8.国際郵便為替、国際郵便為替振替業務及び外国為替取引に係る役務の提供
9.社会保険医療の給付等 健康保険法、国民健康保険法などによる医療、労災保険、自賠責保険の対象となる医療など ただし、美容整形や差額ベッドの料金及び市販されている医薬品を購入した場合は非課税取引に当たりません。
10.介護保険サービスの提供 介護保険法に基づく保険給付の対象となる居宅サービス、施設サービスなど。 ただし、サービス利用者の選択による特別な居室の提供や送迎などの対価は非課税取引には当たりません。
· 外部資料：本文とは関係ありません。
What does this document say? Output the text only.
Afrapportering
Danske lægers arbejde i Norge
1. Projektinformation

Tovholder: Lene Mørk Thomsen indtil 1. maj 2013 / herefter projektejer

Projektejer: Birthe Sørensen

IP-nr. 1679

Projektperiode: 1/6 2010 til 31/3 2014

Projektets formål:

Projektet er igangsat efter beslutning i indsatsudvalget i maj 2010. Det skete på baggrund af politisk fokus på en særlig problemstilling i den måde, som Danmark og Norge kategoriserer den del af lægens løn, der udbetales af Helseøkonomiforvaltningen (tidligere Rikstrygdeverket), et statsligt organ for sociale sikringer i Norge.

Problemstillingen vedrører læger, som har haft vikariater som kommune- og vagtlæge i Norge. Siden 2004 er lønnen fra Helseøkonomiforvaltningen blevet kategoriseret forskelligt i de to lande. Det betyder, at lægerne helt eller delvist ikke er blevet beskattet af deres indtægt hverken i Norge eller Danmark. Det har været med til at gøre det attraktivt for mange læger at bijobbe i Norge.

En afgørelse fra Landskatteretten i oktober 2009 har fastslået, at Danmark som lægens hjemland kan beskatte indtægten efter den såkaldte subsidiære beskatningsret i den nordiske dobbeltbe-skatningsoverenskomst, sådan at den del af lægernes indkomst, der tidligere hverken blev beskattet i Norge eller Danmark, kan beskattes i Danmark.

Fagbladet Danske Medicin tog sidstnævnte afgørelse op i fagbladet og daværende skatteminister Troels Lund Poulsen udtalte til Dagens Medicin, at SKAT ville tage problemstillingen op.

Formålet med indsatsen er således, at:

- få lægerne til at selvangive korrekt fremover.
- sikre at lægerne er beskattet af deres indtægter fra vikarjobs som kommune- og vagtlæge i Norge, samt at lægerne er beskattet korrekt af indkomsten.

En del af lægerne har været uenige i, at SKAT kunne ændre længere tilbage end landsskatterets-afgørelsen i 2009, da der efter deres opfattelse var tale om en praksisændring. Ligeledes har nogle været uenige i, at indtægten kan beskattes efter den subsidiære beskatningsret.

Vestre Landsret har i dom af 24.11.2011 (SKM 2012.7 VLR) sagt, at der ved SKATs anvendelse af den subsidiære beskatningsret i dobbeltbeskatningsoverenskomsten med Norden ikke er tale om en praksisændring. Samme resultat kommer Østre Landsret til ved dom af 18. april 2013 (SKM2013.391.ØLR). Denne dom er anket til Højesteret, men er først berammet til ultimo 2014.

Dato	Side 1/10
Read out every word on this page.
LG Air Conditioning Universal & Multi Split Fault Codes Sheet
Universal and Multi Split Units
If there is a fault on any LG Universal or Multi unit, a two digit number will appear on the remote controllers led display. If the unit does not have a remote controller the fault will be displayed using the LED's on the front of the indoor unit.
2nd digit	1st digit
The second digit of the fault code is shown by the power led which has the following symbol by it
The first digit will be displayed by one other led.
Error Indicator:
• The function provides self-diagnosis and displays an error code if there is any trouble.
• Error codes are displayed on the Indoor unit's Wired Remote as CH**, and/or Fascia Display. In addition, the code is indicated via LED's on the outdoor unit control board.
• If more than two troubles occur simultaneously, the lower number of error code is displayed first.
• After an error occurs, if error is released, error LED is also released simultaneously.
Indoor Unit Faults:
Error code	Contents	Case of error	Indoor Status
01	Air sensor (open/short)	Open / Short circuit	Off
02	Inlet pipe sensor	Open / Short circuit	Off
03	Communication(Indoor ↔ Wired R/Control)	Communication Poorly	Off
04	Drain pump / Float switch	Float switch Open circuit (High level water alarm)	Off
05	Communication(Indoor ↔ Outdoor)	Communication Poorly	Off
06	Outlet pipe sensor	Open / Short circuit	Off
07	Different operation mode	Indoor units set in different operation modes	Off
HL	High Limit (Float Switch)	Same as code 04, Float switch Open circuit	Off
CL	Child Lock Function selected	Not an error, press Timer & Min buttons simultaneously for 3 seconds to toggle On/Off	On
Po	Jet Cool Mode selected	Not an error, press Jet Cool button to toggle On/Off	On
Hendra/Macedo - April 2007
11.社会福祉事業等によるサービスの提供 社会福祉法に規定する第一種社会福祉事業、第二種福祉事業、更生保護事業法に規定する更生保護事業などの社会福祉事業等によるサービスの提供
12.助産 医師、助産師などによる助産に関するサービスの提供
13.火葬料や埋葬料を対価とする役務の提供
14.一定の身体障害者用物品の譲渡や貸付け 義肢、盲人用安全つえ、義眼、点字器、人工喉頭、車いす、改造自動車などの身体障害者用物品の譲渡、貸付け、製作の請負及びこれら一定の身体障害者用品の修理
15.学校教育 学校教育法に規定する学校、専修学校、修業年限が1年以上などの一定の要件を満たす各種学校等の授業料、入学検定料、入学金、施設設備費、在学証明手数料など
16.教科用図書の譲渡
17.住宅の貸付け 契約において人の居住の用に供することが明らかなものに限られます。 ただし、1か月未満の貸付けなどは非課税取引には当たりません。